UMAD Yeni Bir Umut ve Ufuk
UMAD (Uluslararası Müslüman Âlimler Dayanışma Derneği) Davet ve İrşat Komisyonu olarak 28 Ağustos – 3 Eylül 2022 tarihleri arasında Türkiye’den güzide âlimler heyeti ile birlikte Bosna-Hersek Karadağ ve Sırbistan’ın Sancak bölgesine bir seri ziyaret gerçekleşti… Balkan uleması ile verimli görüş alışverişinde bulunmak nasip oldu…
Bu seyahat
politik, diplomatik, ideolojik, ekonomik, nostaljik bir ziyaret değildi…
Gönül
coğrafyamız bize gönül koymasın diye, bir asırdır gecikmiş seferin kazası
hükmünde bir girişimdi…Giderken 130 yıllık parantezi nasıl kapatacağımızı
düşünüyoruz…
Suni
sınırları aşarak kendi sınırımızın peşine düştük…Balkan aynasında kendi
gerçeğimizle yüzleştik…Gördük ki, sefer gözlerimizin gözünü açıyor…Seyahatlerle
ezberler bozuluyor, sivri yanlar yontuluyor, önyargılar değişiyor, taassuplar
teenniye dönüşüyor…
Evet,
Balkanların ruh köklerine, kadim kültürüne ulaşmak için yoldayız…
Önceliğimiz
tarihi mekânlar, doğal güzellikler değildi; öteki kardeşler, yeni dünyalar,
ertelenmiş görevler, unutulmaya yüz tutmuş sorumluluklardı…
Balkan dağlarında
dağlanan yüreklere dokunmak için buralardayız…
Balkan
hafızamızı güncelleme derdindeyiz…Bundan dolayı olsa gerek Balkanlar bizi
bağrına çekiyor, içtenlikle kucaklıyor, sitem yüklü cümlelerle bizim kendimize
gelmemize vesile oluyor…
Bu
topraklarda kardeşlik dokusu hâlâ sağlam, ümmet bilinci işlenmeyi bekliyor…Tüm
İslamsızlaştırma projelerine rağmen Allah’ın planı işliyor…
Hikmet-i
İlâhi olsa gerek; Balkanların İslami kimliği, kültürü, tarihî dokusu tek hücre
de kalsa kendini yenilemeye devam ediyor…
Ölüden diriyi
çıkaran kim?

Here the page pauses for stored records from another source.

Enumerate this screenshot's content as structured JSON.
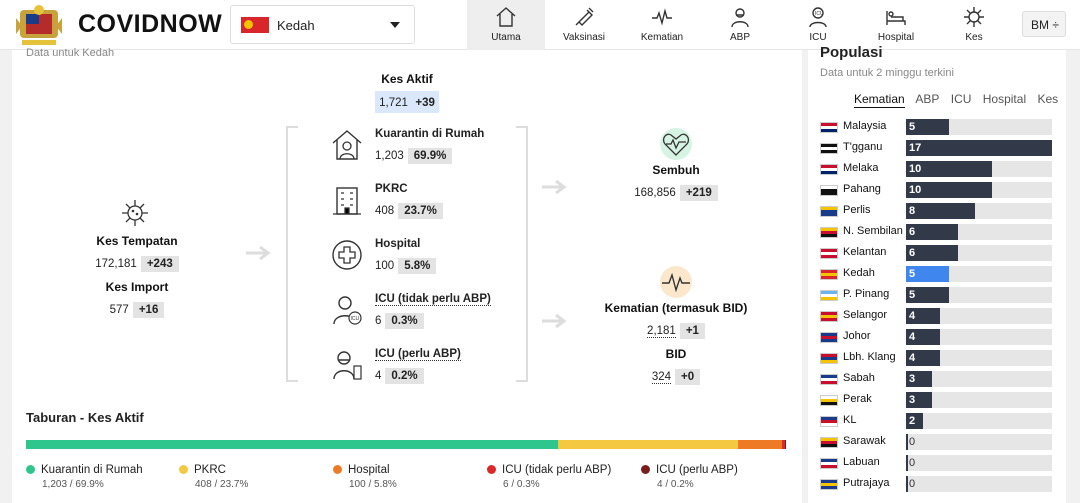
{
  "header": {
    "brand": "COVIDNOW",
    "state": "Kedah",
    "nav": [
      {
        "label": "Utama",
        "icon": "home-icon",
        "active": true
      },
      {
        "label": "Vaksinasi",
        "icon": "syringe-icon",
        "active": false
      },
      {
        "label": "Kematian",
        "icon": "pulse-icon",
        "active": false
      },
      {
        "label": "ABP",
        "icon": "ventilator-patient-icon",
        "active": false
      },
      {
        "label": "ICU",
        "icon": "icu-doctor-icon",
        "active": false
      },
      {
        "label": "Hospital",
        "icon": "hospital-bed-icon",
        "active": false
      },
      {
        "label": "Kes",
        "icon": "virus-icon",
        "active": false
      }
    ],
    "lang": "BM ÷"
  },
  "main": {
    "subtitle": "Data untuk Kedah",
    "kes_aktif": {
      "label": "Kes Aktif",
      "value": "1,721",
      "delta": "+39"
    },
    "kes_tempatan": {
      "label": "Kes Tempatan",
      "value": "172,181",
      "delta": "+243"
    },
    "kes_import": {
      "label": "Kes Import",
      "value": "577",
      "delta": "+16"
    },
    "items": [
      {
        "label": "Kuarantin di Rumah",
        "value": "1,203",
        "pct": "69.9%"
      },
      {
        "label": "PKRC",
        "value": "408",
        "pct": "23.7%"
      },
      {
        "label": "Hospital",
        "value": "100",
        "pct": "5.8%"
      },
      {
        "label": "ICU (tidak perlu ABP)",
        "value": "6",
        "pct": "0.3%"
      },
      {
        "label": "ICU (perlu ABP)",
        "value": "4",
        "pct": "0.2%"
      }
    ],
    "sembuh": {
      "label": "Sembuh",
      "value": "168,856",
      "delta": "+219"
    },
    "kematian": {
      "label": "Kematian (termasuk BID)",
      "value": "2,181",
      "delta": "+1"
    },
    "bid": {
      "label": "BID",
      "value": "324",
      "delta": "+0"
    },
    "distribution": {
      "title": "Taburan - Kes Aktif",
      "segments": [
        {
          "label": "Kuarantin di Rumah",
          "sub": "1,203 / 69.9%",
          "pct": 69.9,
          "color": "#2ec68d"
        },
        {
          "label": "PKRC",
          "sub": "408 / 23.7%",
          "pct": 23.7,
          "color": "#f5c842"
        },
        {
          "label": "Hospital",
          "sub": "100 / 5.8%",
          "pct": 5.8,
          "color": "#ef7a26"
        },
        {
          "label": "ICU (tidak perlu ABP)",
          "sub": "6 / 0.3%",
          "pct": 0.3,
          "color": "#dc2a2a"
        },
        {
          "label": "ICU (perlu ABP)",
          "sub": "4 / 0.2%",
          "pct": 0.2,
          "color": "#7a1d1d"
        }
      ]
    }
  },
  "side": {
    "title": "Populasi",
    "subtitle": "Data untuk 2 minggu terkini",
    "tabs": [
      "Kematian",
      "ABP",
      "ICU",
      "Hospital",
      "Kes"
    ],
    "active_tab": "Kematian",
    "max": 17,
    "states": [
      {
        "name": "Malaysia",
        "value": 5
      },
      {
        "name": "T'gganu",
        "value": 17
      },
      {
        "name": "Melaka",
        "value": 10
      },
      {
        "name": "Pahang",
        "value": 10
      },
      {
        "name": "Perlis",
        "value": 8
      },
      {
        "name": "N. Sembilan",
        "value": 6
      },
      {
        "name": "Kelantan",
        "value": 6
      },
      {
        "name": "Kedah",
        "value": 5,
        "highlight": true
      },
      {
        "name": "P. Pinang",
        "value": 5
      },
      {
        "name": "Selangor",
        "value": 4
      },
      {
        "name": "Johor",
        "value": 4
      },
      {
        "name": "Lbh. Klang",
        "value": 4
      },
      {
        "name": "Sabah",
        "value": 3
      },
      {
        "name": "Perak",
        "value": 3
      },
      {
        "name": "KL",
        "value": 2
      },
      {
        "name": "Sarawak",
        "value": 0
      },
      {
        "name": "Labuan",
        "value": 0
      },
      {
        "name": "Putrajaya",
        "value": 0
      }
    ]
  }
}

Allah (cc) değil mi?
Bu
topraklarda her yer Osmanlı kokuyor…
Yüzyılın
başında Batı’nın en güçlü silahı ulusçuluğun insanlığa ödettiği bedeli
hatırlıyorsunuz…Ümmet coğrafyasının bu virüs ile nasıl ifsad
edildiğini…Kardeşlik ağını kemiren bu kenenin ümmete verdiği zararı…Çok kültürlülüğün
yerini alan şovenist hesapların hasarını…Osmanlı ruhuna yönelik Sykes – Picot
küstahlığını nasıl unutabiliriz?
Şer
güçlerinin tüm tuzaklarına rağmen Balkanları Endülüsleştirme hesapları
tutmadı…Ancak Osmanlı bakiyesi bu topraklarda beka sorununu konuşmamız
gerekiyor…
Duygusallıktan öte değerlendirmeler,
çözümlemelerden öte çözümler üretmemiz bekleniyor…
İşte bu
kaygılarla yola düşen UMAD Âlimler Heyeti, Balkan uleması ile seri bir görüşme
gerçekleştirdi…
Seyahat
boyunca ‘Türkiyecilik’ yapmadık ancak Türkiye’nin Türkiye’den ibaret olmadığını
gördük…
Hakeza
UMAD’ın da sadece UMAD’ın kuruluş tüzüğünden ibaret olmadığını fark ettik…
Meşihat,
ilahiyat, medrese, tekke tüm ilmi havzaların böylesi bir ziyareti ne kadar
önemsediklerine tanık olduk…Müftü, müderris, mürşit, mürit mana dünyasının
mimarları ile unutulmaz anılar yaşadık…
Hikmet,
irfan, ilim, füyuzat ve zuhurat ikliminde gizemlilikleri ve güzellikleri
tattık…
Bu deruni
seferde duygu ve düşünce dünyamızda yeni ufuklar edindik…
12 yıl önce
Mavi Marmara Gemisinde “Ashab-ı Sefine” nin doyumsuz güzelliklerine tanık
olmuştum…Bu seferde de “Ashab-ı Hafile” nin hikmet pınarından beslendim…
Evet,
hikmetin hamulesi olan ashab…
Balkanları
merkeze alan bir güzel rüyaya uyandık…Tabi ki
rüyalarımızın gerçekleşmesi için yeniden ulemanın öncülüğünde uyanış ve
silkiniş gerekiyor…
Şimdi
geleceğe daha umutla bakıyoruz…
Kuşkusuz
UMAD’da bu umudun öznesi oldu…
Sevad-ı azamın çizgisinde yeni sevdalara daha bir
azimle yürümek duası ile…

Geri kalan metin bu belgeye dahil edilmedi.